Dan Grayson

No. 91
- Position: Linebacker

Personal information
- Born: July 27, 1967 Paris, Texas, U.S.
- Died: August 1, 2021 (aged 54) Kennewick, Washington, U.S.
- Listed height: 6 ft 2 in (1.88 m)
- Listed weight: 240 lb (109 kg)

Career information
- High school: Woodland (Woodland, Washington)
- College: Wenatchee Valley (1986) Washington State (1987–1989)
- NFL draft: 1990: 7th round, 182nd overall pick

Career history
- 1990: Pittsburgh Steelers*
- 1991: San Francisco 49ers*
- 1992: Saskatchewan Roughriders
- * Offseason or practice squad member only

Awards and highlights
- First-team All-Pac-10 (1989);

= Dan Grayson =

American football linebacker (1967–2021)

Danny Ray Grayson (July 27, 1967 – August 1, 2021) was an American professional football linebacker who played one season with the Saskatchewan Roughriders of the Canadian Football League (CFL). He was selected by the Pittsburgh Steelers in the seventh round of the 1990 NFL draft. He played college football at Wenatchee Valley College and Washington State University.

==Early life==
Danny Ray Grayson was born on July 27, 1967, in Paris, Texas. He attended Woodland High School in Woodland, Washington.

==College career==
Grayson played college football at Wenatchee Valley College in 1986 as a wingback. He then joined the Washington State Cougars of Washington State University as a walk-on in 1987. After Grayson made a "spectacular" forced fumble in spring practice, head coach Dennis Erickson shouted, “Grayson! I’ll tell you what, you’re on scholarship right now!” Grayson became a starter at middle linebacker in 1988 and was a two-year letterman from 1988 to 1989. He was a first-team All-Pac-10 selection at linebacker his senior year in 1989.

==Professional career==
Grayson was selected by the Pittsburgh Steelers in the seventh round, with the 182nd overall pick, of the 1990 NFL draft. He officially signed with the team on July 11, 1990. He was waived on August 20, 1990.

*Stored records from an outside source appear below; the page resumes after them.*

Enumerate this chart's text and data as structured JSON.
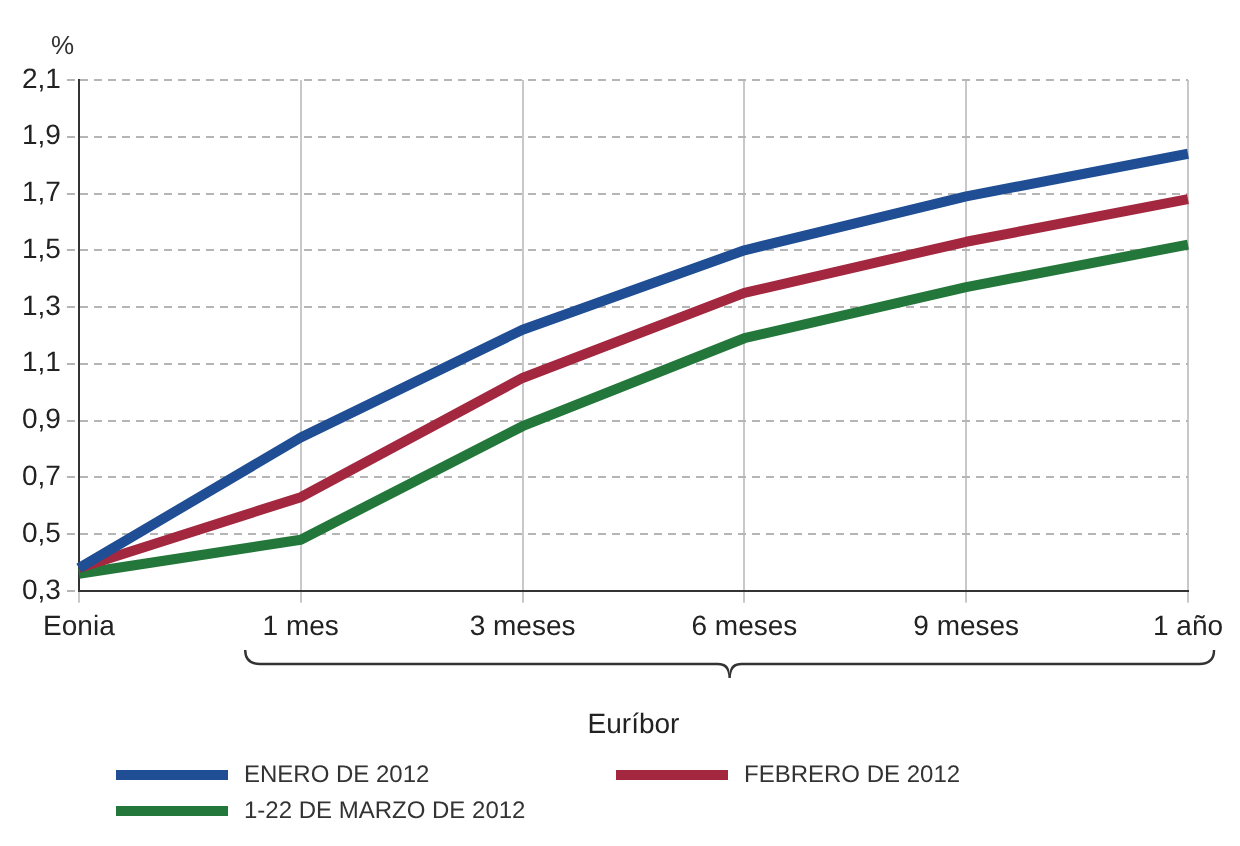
{
  "chart_data": {
    "type": "line",
    "ylabel": "%",
    "xlabel": "Euríbor",
    "categories": [
      "Eonia",
      "1 mes",
      "3 meses",
      "6 meses",
      "9 meses",
      "1 año"
    ],
    "series": [
      {
        "name": "ENERO DE 2012",
        "color": "#1f4e94",
        "values": [
          0.38,
          0.84,
          1.22,
          1.5,
          1.69,
          1.84
        ]
      },
      {
        "name": "FEBRERO DE 2012",
        "color": "#a3283f",
        "values": [
          0.38,
          0.63,
          1.05,
          1.35,
          1.53,
          1.68
        ]
      },
      {
        "name": "1-22 DE MARZO DE 2012",
        "color": "#24773a",
        "values": [
          0.36,
          0.48,
          0.88,
          1.19,
          1.37,
          1.52
        ]
      }
    ],
    "ylim": [
      0.3,
      2.1
    ],
    "yticks": [
      {
        "value": 0.3,
        "label": "0,3"
      },
      {
        "value": 0.5,
        "label": "0,5"
      },
      {
        "value": 0.7,
        "label": "0,7"
      },
      {
        "value": 0.9,
        "label": "0,9"
      },
      {
        "value": 1.1,
        "label": "1,1"
      },
      {
        "value": 1.3,
        "label": "1,3"
      },
      {
        "value": 1.5,
        "label": "1,5"
      },
      {
        "value": 1.7,
        "label": "1,7"
      },
      {
        "value": 1.9,
        "label": "1,9"
      },
      {
        "value": 2.1,
        "label": "2,1"
      }
    ],
    "grid": true,
    "legend": "bottom",
    "marker": "none",
    "line_style": "solid"
  }
}
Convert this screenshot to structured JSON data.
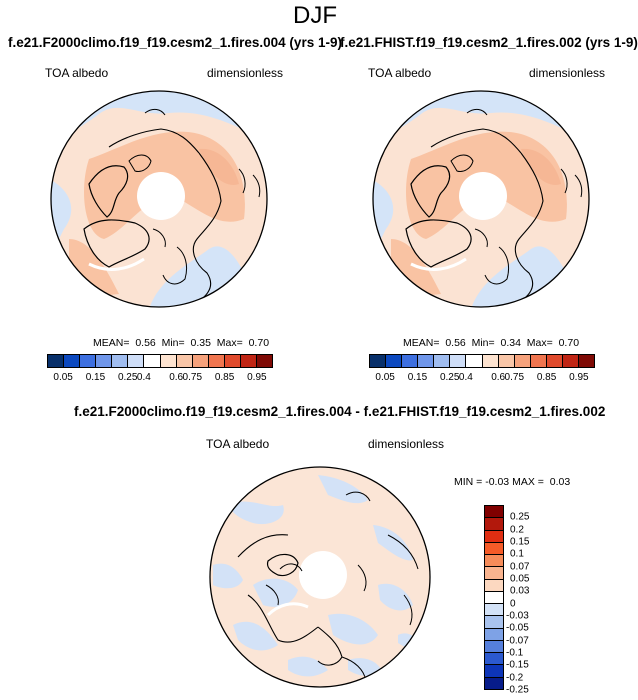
{
  "season": "DJF",
  "panels": [
    {
      "title": "f.e21.F2000climo.f19_f19.cesm2_1.fires.004 (yrs 1-9)",
      "variable": "TOA albedo",
      "units": "dimensionless",
      "stats": {
        "mean_label": "MEAN=",
        "mean": "0.56",
        "min_label": "Min=",
        "min": "0.35",
        "max_label": "Max=",
        "max": "0.70"
      }
    },
    {
      "title": "f.e21.FHIST.f19_f19.cesm2_1.fires.002 (yrs 1-9)",
      "variable": "TOA albedo",
      "units": "dimensionless",
      "stats": {
        "mean_label": "MEAN=",
        "mean": "0.56",
        "min_label": "Min=",
        "min": "0.34",
        "max_label": "Max=",
        "max": "0.70"
      }
    }
  ],
  "diff": {
    "title": "f.e21.F2000climo.f19_f19.cesm2_1.fires.004 - f.e21.FHIST.f19_f19.cesm2_1.fires.002",
    "variable": "TOA albedo",
    "units": "dimensionless",
    "stats": {
      "min_label": "MIN =",
      "min": "-0.03",
      "max_label": "MAX =",
      "max": "0.03"
    }
  },
  "colorbar_abs": {
    "colors": [
      "#08306b",
      "#0c49c0",
      "#3d6fe0",
      "#6f96ea",
      "#a0bdf0",
      "#cfdef8",
      "#ffffff",
      "#fde3d0",
      "#f9c6a8",
      "#f6a27c",
      "#f0754f",
      "#e04a2c",
      "#c02514",
      "#7f0a05"
    ],
    "labels": [
      "0.05",
      "0.15",
      "0.25",
      "0.4",
      "0.6",
      "0.75",
      "0.85",
      "0.95"
    ]
  },
  "colorbar_diff": {
    "colors": [
      "#800000",
      "#b2180c",
      "#e02e12",
      "#f55b28",
      "#f68c5a",
      "#f9b48f",
      "#fcd8c0",
      "#ffffff",
      "#d3e2f7",
      "#a9c3ee",
      "#7ea2e6",
      "#557fdc",
      "#2b59cf",
      "#0d35b8",
      "#071c8a"
    ],
    "labels": [
      "0.25",
      "0.2",
      "0.15",
      "0.1",
      "0.07",
      "0.05",
      "0.03",
      "0",
      "-0.03",
      "-0.05",
      "-0.07",
      "-0.1",
      "-0.15",
      "-0.2",
      "-0.25"
    ]
  }
}
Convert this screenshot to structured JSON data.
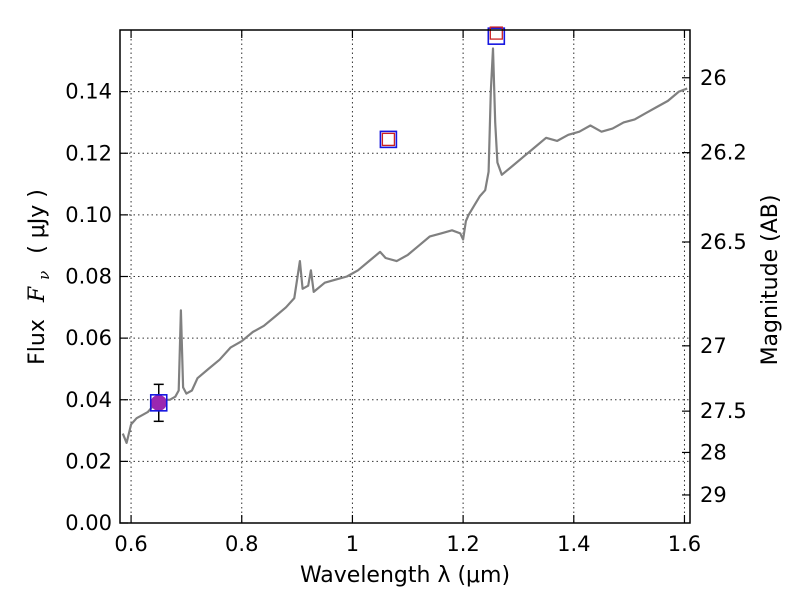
{
  "chart_data": {
    "type": "line",
    "xlabel": "Wavelength  λ (μm)",
    "ylabel": "Flux  Fν  ( μJy )",
    "ylabel_parts": {
      "prefix": "Flux",
      "var": "F",
      "sub": "ν",
      "unit": "( μJy )"
    },
    "y2label": "Magnitude (AB)",
    "xlim": [
      0.58,
      1.61
    ],
    "ylim": [
      0.0,
      0.16
    ],
    "grid": true,
    "x_ticks": [
      0.6,
      0.8,
      1.0,
      1.2,
      1.4,
      1.6
    ],
    "x_tick_labels": [
      "0.6",
      "0.8",
      "1",
      "1.2",
      "1.4",
      "1.6"
    ],
    "y_ticks": [
      0.0,
      0.02,
      0.04,
      0.06,
      0.08,
      0.1,
      0.12,
      0.14
    ],
    "y_tick_labels": [
      "0.00",
      "0.02",
      "0.04",
      "0.06",
      "0.08",
      "0.10",
      "0.12",
      "0.14"
    ],
    "y2_ticks": [
      {
        "label": "26",
        "flux": 0.1445
      },
      {
        "label": "26.2",
        "flux": 0.1202
      },
      {
        "label": "26.5",
        "flux": 0.0912
      },
      {
        "label": "27",
        "flux": 0.0575
      },
      {
        "label": "27.5",
        "flux": 0.0363
      },
      {
        "label": "28",
        "flux": 0.0229
      },
      {
        "label": "29",
        "flux": 0.0091
      }
    ],
    "series": [
      {
        "color": "#808080",
        "points": [
          [
            0.585,
            0.029
          ],
          [
            0.592,
            0.026
          ],
          [
            0.6,
            0.032
          ],
          [
            0.61,
            0.034
          ],
          [
            0.62,
            0.035
          ],
          [
            0.63,
            0.036
          ],
          [
            0.64,
            0.038
          ],
          [
            0.65,
            0.039
          ],
          [
            0.66,
            0.04
          ],
          [
            0.67,
            0.04
          ],
          [
            0.68,
            0.041
          ],
          [
            0.686,
            0.043
          ],
          [
            0.69,
            0.069
          ],
          [
            0.694,
            0.044
          ],
          [
            0.7,
            0.042
          ],
          [
            0.71,
            0.043
          ],
          [
            0.72,
            0.047
          ],
          [
            0.74,
            0.05
          ],
          [
            0.76,
            0.053
          ],
          [
            0.78,
            0.057
          ],
          [
            0.8,
            0.059
          ],
          [
            0.82,
            0.062
          ],
          [
            0.84,
            0.064
          ],
          [
            0.86,
            0.067
          ],
          [
            0.88,
            0.07
          ],
          [
            0.895,
            0.073
          ],
          [
            0.9,
            0.079
          ],
          [
            0.905,
            0.085
          ],
          [
            0.91,
            0.076
          ],
          [
            0.92,
            0.077
          ],
          [
            0.925,
            0.082
          ],
          [
            0.93,
            0.075
          ],
          [
            0.95,
            0.078
          ],
          [
            0.97,
            0.079
          ],
          [
            0.99,
            0.08
          ],
          [
            1.01,
            0.082
          ],
          [
            1.03,
            0.085
          ],
          [
            1.05,
            0.088
          ],
          [
            1.06,
            0.086
          ],
          [
            1.08,
            0.085
          ],
          [
            1.1,
            0.087
          ],
          [
            1.12,
            0.09
          ],
          [
            1.14,
            0.093
          ],
          [
            1.16,
            0.094
          ],
          [
            1.18,
            0.095
          ],
          [
            1.195,
            0.094
          ],
          [
            1.2,
            0.092
          ],
          [
            1.205,
            0.098
          ],
          [
            1.21,
            0.1
          ],
          [
            1.22,
            0.103
          ],
          [
            1.23,
            0.106
          ],
          [
            1.24,
            0.108
          ],
          [
            1.246,
            0.114
          ],
          [
            1.25,
            0.14
          ],
          [
            1.254,
            0.154
          ],
          [
            1.258,
            0.13
          ],
          [
            1.262,
            0.117
          ],
          [
            1.27,
            0.113
          ],
          [
            1.29,
            0.116
          ],
          [
            1.31,
            0.119
          ],
          [
            1.33,
            0.122
          ],
          [
            1.35,
            0.125
          ],
          [
            1.37,
            0.124
          ],
          [
            1.39,
            0.126
          ],
          [
            1.41,
            0.127
          ],
          [
            1.43,
            0.129
          ],
          [
            1.45,
            0.127
          ],
          [
            1.47,
            0.128
          ],
          [
            1.49,
            0.13
          ],
          [
            1.51,
            0.131
          ],
          [
            1.53,
            0.133
          ],
          [
            1.55,
            0.135
          ],
          [
            1.57,
            0.137
          ],
          [
            1.59,
            0.14
          ],
          [
            1.605,
            0.141
          ]
        ]
      }
    ],
    "markers": [
      {
        "shape": "filled-circle",
        "color": "#9b27b0",
        "x": 0.65,
        "y": 0.039
      },
      {
        "shape": "open-square",
        "color": "#1515e0",
        "x": 0.65,
        "y": 0.039
      },
      {
        "shape": "open-square",
        "color": "#1515e0",
        "x": 1.065,
        "y": 0.1245
      },
      {
        "shape": "open-square",
        "color": "#1515e0",
        "x": 1.26,
        "y": 0.158
      },
      {
        "shape": "open-square-small",
        "color": "#cc2222",
        "x": 1.065,
        "y": 0.1245
      },
      {
        "shape": "open-square-small",
        "color": "#cc2222",
        "x": 1.26,
        "y": 0.159
      }
    ],
    "errorbars": [
      {
        "x": 0.65,
        "y": 0.039,
        "ylow": 0.033,
        "yhigh": 0.045,
        "color": "#000000"
      }
    ]
  }
}
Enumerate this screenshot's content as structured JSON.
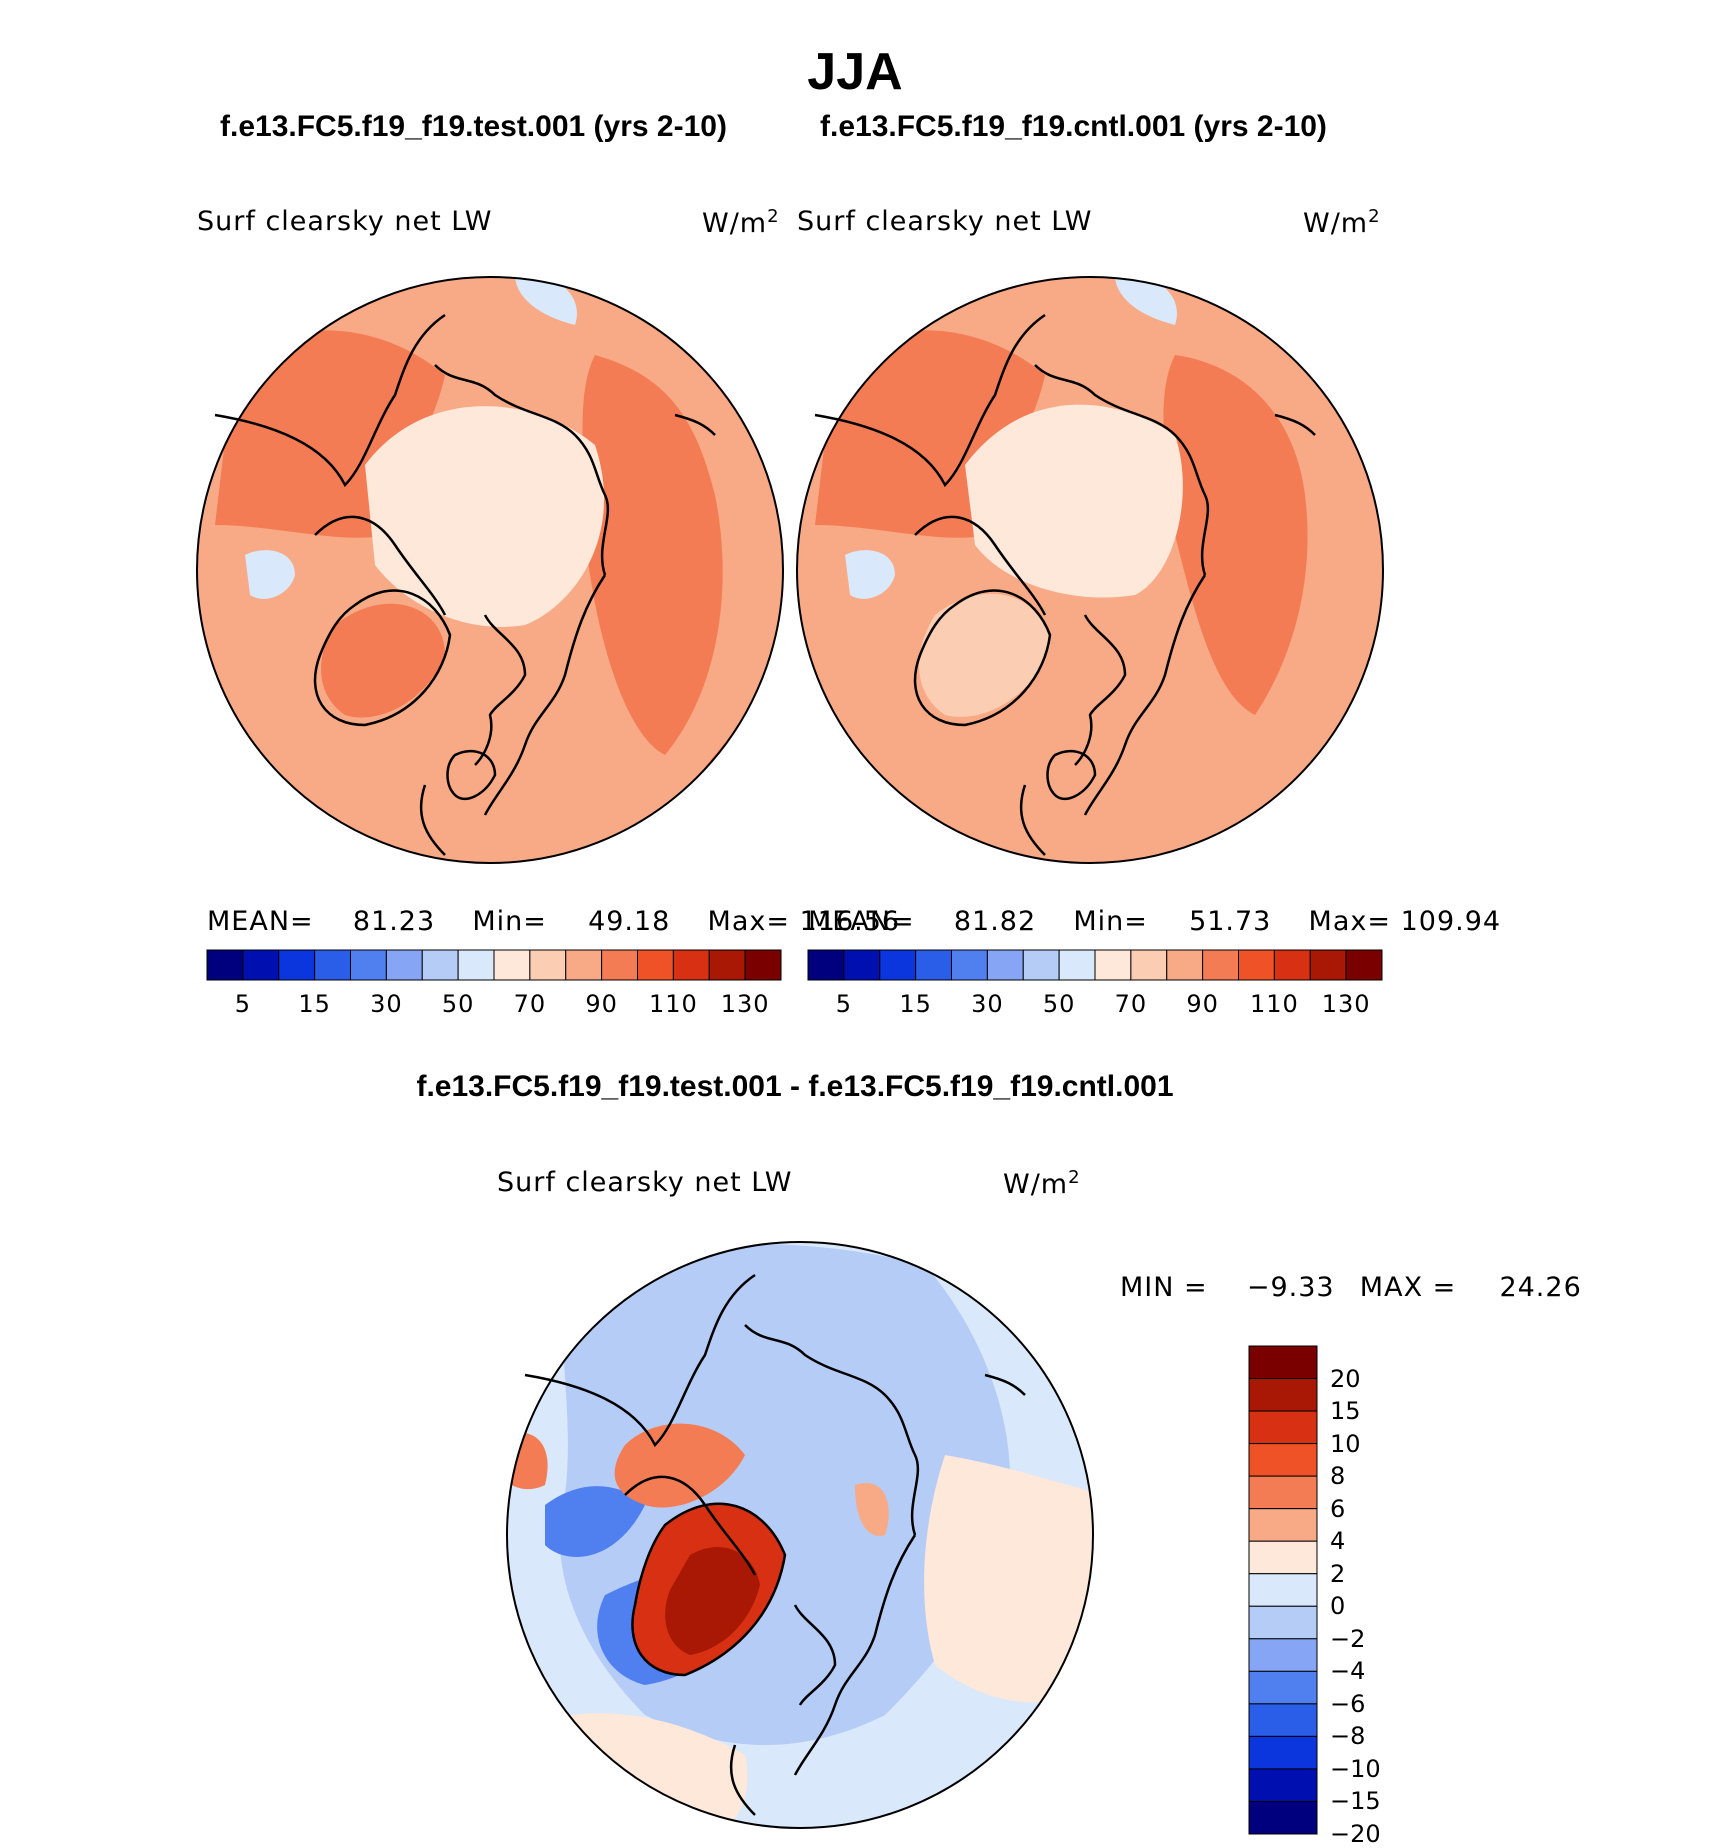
{
  "figure": {
    "season_title": "JJA",
    "color_fill": "#fbe4d3"
  },
  "panels": [
    {
      "case_title": "f.e13.FC5.f19_f19.test.001 (yrs 2-10)",
      "variable_label": "Surf clearsky net LW",
      "units_base": "W/m",
      "units_exp": "2",
      "stats": {
        "mean_label": "MEAN=",
        "mean": "81.23",
        "min_label": "Min=",
        "min": "49.18",
        "max_label": "Max=",
        "max": "116.56"
      }
    },
    {
      "case_title": "f.e13.FC5.f19_f19.cntl.001 (yrs 2-10)",
      "variable_label": "Surf clearsky net LW",
      "units_base": "W/m",
      "units_exp": "2",
      "stats": {
        "mean_label": "MEAN=",
        "mean": "81.82",
        "min_label": "Min=",
        "min": "51.73",
        "max_label": "Max=",
        "max": "109.94"
      }
    }
  ],
  "colorbar_top": {
    "colors": [
      "#00007f",
      "#0010b0",
      "#0b35dd",
      "#2a5de8",
      "#5080f0",
      "#86a6f5",
      "#b5ccf6",
      "#d9e8fa",
      "#fde8da",
      "#fbcdb3",
      "#f8a985",
      "#f47c54",
      "#f05227",
      "#d83012",
      "#a81804",
      "#7a0000"
    ],
    "tick_labels": [
      "5",
      "15",
      "30",
      "50",
      "70",
      "90",
      "110",
      "130"
    ]
  },
  "difference": {
    "title": "f.e13.FC5.f19_f19.test.001 - f.e13.FC5.f19_f19.cntl.001",
    "variable_label": "Surf clearsky net LW",
    "units_base": "W/m",
    "units_exp": "2",
    "min_label": "MIN =",
    "min": "−9.33",
    "max_label": "MAX =",
    "max": "24.26"
  },
  "colorbar_diff": {
    "colors_top_to_bottom": [
      "#7a0000",
      "#a81804",
      "#d83012",
      "#f05227",
      "#f47c54",
      "#f8a985",
      "#fde8da",
      "#d9e8fa",
      "#b5ccf6",
      "#86a6f5",
      "#5080f0",
      "#2a5de8",
      "#0b35dd",
      "#0010b0",
      "#00007f"
    ],
    "tick_labels": [
      "20",
      "15",
      "10",
      "8",
      "6",
      "4",
      "2",
      "0",
      "−2",
      "−4",
      "−6",
      "−8",
      "−10",
      "−15",
      "−20"
    ]
  }
}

Grayson signed with the San Francisco 49ers on March 18, 1991. He was waived by the 49ers on August 21, 1991.

Grayson played in seven games with the Saskatchewan Roughriders of the Canadian Football League in 1992, recording 19 defensive tackles, four special teams tackles, and one sack.

==Personal life==
Grayson later worked at the Pacific Northwest National Laboratory. He died on August 1, 2021, in Kennewick, Washington at a Quality Inn he had been living at.

About ten years before his death, Grayson started having behavioral difficulties and also underwent a personality change. Due to this, Grayson believed he had chronic traumatic encephalopathy from his football career and had his brain donated to science.